I have just received my first Illumina data (Have previously analyzed 454 data). The problem is that the sequencing center went crazy and send back +50 millions reads (approx. 500 bp.) of the V1-V3 region (after the make.contigs command) from 21 samples using 2X300bp chemistry. Although I’m running Mother on a cluster with 24 cpus and 256gb., I can imagine that the downstream analysis may be a big problem resulting in enormous file sizes that can not easily be handled. Does anyone of you have experiences what to do with such large amount of reads? One easy way to get around the problem of course is to reduce the number of reads before analyzing.
Have you read about the poor results with v1-3 on 2x300 MiSeq? I’d set your stringency really high for the screen.seq/filter.seqs steps, then if you still have way too many you could subsample down to some number per sample.
I’m confused how you got 50M reads, that’s ~3 v3 miseq runs?
I haven’t read about the poor quality of the V1-V3 with 2X300 MiSeq. However we used GATC Biotech for the sequencing and they prefer this regions, which is also the best region for oral cavity samples. I’m also a bit confused about the number of sequences. Especially when the header of each sequence starts with “HISEQ_483…” indicating that HISEQ was used, which is quite strange considering the length of each reads was 300. Unfortunately I haven’t talked to the sequencing center yet, as I just received the data this morning.
I just contacted my sequence supplier (GATC biotech) about the issues. They say, because of the problems Illumina have had with the V3 chemistry for MiSeq, they have developed a protocol for running 300bp PE on the HiSeq. Have any of you heard of this before, and if so what is the error rate compared to the MiSeq?
you have 2x150 hiseq reads rather than 2x300 miseq? No idea why GATC does v1-3 (regardless if it’s miseq or hiseq), I think that’s the wrong approach for microbiome sequencing. How many samples do you have? You make want to strongly consider redoing them with just v4 and sequence on a 2x250 miseq run.
I only have 21 samples, and I might consider to resequence them. However, I do not really follow you on the 2X150bp, since each of the PE reads is actually 300 bp and the assembled sequence is around 500 bp. as expected using the 27F and 534R primers.
I thought the same. However using the the make.contigs command the reads concatenated nicely, so somehow it seems that they have managed to do 2X300 bp. PE on the HiSeq.

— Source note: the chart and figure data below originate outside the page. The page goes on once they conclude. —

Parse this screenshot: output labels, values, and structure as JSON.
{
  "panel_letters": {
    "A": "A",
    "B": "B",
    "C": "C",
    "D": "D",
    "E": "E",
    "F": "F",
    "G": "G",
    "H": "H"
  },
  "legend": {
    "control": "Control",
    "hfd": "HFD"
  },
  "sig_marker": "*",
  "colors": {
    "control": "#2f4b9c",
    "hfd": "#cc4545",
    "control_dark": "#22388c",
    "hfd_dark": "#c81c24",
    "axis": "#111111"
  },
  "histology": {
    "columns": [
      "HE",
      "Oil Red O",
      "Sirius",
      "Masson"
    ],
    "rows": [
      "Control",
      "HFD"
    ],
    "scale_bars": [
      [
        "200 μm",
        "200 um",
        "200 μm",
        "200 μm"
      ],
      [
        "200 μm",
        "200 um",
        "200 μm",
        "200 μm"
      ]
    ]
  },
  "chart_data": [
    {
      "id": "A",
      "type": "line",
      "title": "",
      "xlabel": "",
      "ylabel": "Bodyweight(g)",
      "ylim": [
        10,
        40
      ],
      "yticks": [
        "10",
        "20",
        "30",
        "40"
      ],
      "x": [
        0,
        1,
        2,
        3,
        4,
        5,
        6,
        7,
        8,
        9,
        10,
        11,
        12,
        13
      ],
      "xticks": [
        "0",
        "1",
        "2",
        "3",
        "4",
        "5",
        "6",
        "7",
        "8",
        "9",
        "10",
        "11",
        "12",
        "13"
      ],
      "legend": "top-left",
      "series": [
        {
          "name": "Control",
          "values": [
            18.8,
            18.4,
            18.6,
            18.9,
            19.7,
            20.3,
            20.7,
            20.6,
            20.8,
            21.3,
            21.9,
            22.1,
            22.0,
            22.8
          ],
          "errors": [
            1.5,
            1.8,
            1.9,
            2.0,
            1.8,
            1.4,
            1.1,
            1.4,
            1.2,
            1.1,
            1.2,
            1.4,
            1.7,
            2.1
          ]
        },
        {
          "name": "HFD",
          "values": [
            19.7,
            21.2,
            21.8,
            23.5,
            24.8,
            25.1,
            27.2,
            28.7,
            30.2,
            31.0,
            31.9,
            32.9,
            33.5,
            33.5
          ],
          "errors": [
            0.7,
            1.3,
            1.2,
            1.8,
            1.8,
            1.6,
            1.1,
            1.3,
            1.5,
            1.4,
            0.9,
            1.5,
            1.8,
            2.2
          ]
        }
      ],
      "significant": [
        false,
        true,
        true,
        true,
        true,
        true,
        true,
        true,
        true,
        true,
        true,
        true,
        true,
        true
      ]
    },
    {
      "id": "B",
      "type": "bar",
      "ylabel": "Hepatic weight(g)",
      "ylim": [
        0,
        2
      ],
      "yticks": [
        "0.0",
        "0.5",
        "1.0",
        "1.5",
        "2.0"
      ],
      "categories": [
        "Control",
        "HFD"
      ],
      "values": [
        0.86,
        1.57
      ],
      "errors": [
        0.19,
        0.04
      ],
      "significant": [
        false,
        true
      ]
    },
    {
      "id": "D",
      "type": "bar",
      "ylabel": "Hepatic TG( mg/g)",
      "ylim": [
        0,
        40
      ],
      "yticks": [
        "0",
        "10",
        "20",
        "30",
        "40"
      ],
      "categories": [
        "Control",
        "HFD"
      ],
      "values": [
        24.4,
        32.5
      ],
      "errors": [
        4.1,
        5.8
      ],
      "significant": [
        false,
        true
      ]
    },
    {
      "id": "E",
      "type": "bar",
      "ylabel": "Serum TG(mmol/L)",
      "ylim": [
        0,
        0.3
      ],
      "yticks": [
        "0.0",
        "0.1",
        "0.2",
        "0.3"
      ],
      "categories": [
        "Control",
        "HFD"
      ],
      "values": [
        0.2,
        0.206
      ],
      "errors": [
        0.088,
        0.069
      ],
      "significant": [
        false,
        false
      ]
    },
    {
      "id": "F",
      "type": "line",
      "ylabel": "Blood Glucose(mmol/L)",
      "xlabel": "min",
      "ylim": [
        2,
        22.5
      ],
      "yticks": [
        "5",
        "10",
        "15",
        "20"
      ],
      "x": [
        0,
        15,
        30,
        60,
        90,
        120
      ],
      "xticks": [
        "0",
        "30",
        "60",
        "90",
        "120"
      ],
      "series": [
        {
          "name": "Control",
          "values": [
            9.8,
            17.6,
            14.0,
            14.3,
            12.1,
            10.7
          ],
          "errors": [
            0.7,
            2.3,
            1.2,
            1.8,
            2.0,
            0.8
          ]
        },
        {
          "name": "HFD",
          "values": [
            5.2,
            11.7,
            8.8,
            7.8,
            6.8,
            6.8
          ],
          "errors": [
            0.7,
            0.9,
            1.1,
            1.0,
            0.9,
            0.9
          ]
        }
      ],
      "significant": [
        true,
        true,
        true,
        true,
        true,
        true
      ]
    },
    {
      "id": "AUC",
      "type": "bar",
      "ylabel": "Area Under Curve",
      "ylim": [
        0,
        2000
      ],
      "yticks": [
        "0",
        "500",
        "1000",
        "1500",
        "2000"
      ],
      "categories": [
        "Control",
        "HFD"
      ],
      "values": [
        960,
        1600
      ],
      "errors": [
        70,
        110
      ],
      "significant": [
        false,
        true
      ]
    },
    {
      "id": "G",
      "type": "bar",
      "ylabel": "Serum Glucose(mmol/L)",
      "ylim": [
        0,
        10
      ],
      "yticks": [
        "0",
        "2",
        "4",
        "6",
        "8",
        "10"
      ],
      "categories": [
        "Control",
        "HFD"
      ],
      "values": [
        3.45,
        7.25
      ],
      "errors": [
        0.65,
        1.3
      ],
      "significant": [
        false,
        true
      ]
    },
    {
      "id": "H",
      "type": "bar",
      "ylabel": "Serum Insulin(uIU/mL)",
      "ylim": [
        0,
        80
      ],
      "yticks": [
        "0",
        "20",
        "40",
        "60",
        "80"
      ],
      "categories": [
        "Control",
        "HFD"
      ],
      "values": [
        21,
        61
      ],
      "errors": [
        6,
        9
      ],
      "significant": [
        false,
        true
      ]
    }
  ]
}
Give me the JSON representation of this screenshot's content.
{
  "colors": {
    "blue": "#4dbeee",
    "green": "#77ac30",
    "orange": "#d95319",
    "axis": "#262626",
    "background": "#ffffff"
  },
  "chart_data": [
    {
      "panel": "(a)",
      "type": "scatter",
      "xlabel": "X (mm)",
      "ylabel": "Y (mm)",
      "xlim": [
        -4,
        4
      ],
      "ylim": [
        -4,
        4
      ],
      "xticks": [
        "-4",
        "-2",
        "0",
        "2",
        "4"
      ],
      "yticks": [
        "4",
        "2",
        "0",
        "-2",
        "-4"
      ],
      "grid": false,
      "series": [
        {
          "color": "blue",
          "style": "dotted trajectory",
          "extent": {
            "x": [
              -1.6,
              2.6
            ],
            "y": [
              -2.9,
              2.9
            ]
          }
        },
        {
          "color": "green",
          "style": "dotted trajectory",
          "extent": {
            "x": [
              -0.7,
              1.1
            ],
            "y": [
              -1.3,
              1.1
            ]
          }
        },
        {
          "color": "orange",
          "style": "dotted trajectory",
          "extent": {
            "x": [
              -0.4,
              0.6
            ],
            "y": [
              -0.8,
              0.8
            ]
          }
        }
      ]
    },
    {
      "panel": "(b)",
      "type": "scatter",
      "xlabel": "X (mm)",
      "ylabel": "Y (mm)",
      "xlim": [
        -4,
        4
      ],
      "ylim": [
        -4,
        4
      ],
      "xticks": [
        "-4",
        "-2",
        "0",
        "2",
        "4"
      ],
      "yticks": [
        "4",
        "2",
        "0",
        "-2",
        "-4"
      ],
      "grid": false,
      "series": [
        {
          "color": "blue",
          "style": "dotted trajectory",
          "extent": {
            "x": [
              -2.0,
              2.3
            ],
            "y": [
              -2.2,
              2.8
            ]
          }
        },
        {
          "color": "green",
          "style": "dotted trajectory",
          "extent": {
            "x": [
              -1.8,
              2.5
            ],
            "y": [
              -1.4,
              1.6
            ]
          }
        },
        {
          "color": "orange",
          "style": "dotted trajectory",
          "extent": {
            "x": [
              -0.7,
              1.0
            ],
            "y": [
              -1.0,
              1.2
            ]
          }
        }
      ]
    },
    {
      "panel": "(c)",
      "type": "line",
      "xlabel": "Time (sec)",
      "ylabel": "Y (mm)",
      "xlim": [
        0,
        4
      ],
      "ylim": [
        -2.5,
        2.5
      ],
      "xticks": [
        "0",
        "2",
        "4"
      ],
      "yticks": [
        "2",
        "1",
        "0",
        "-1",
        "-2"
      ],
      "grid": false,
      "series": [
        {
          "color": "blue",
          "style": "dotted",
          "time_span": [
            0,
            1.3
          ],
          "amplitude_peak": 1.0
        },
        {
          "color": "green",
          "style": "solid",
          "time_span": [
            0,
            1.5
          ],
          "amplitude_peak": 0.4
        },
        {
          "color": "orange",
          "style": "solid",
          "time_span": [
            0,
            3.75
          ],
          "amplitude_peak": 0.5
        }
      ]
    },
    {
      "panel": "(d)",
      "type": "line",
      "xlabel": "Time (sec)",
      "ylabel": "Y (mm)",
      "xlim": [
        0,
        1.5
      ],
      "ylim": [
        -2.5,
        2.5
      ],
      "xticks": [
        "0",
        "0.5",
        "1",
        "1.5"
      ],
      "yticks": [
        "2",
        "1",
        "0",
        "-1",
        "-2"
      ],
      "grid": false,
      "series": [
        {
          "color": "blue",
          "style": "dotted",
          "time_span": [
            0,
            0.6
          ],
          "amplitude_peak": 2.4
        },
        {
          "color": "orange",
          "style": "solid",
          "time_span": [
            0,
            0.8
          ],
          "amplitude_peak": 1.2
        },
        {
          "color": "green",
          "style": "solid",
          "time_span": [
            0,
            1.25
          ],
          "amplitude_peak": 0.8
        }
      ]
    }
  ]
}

look at your contigs, I bet they aren’t actually overlapped but rather just stuck together with a couple of NNN in the middle (or at least that’s how Pandaseq handles non-overlapping R1/R2)
That does not seems to be the case. I’ve just aligned them manually in Mega and the overlap perfectly. Here is the first four reads try yourself. I very interested to hear if you get something else.
You’re right those are 2x300 which can’t be hiseq (at least not by any published method I’ve seen) but the 50M seqs implies hiseq. You should have a long chat with the seq facility to really figure out what’s going on.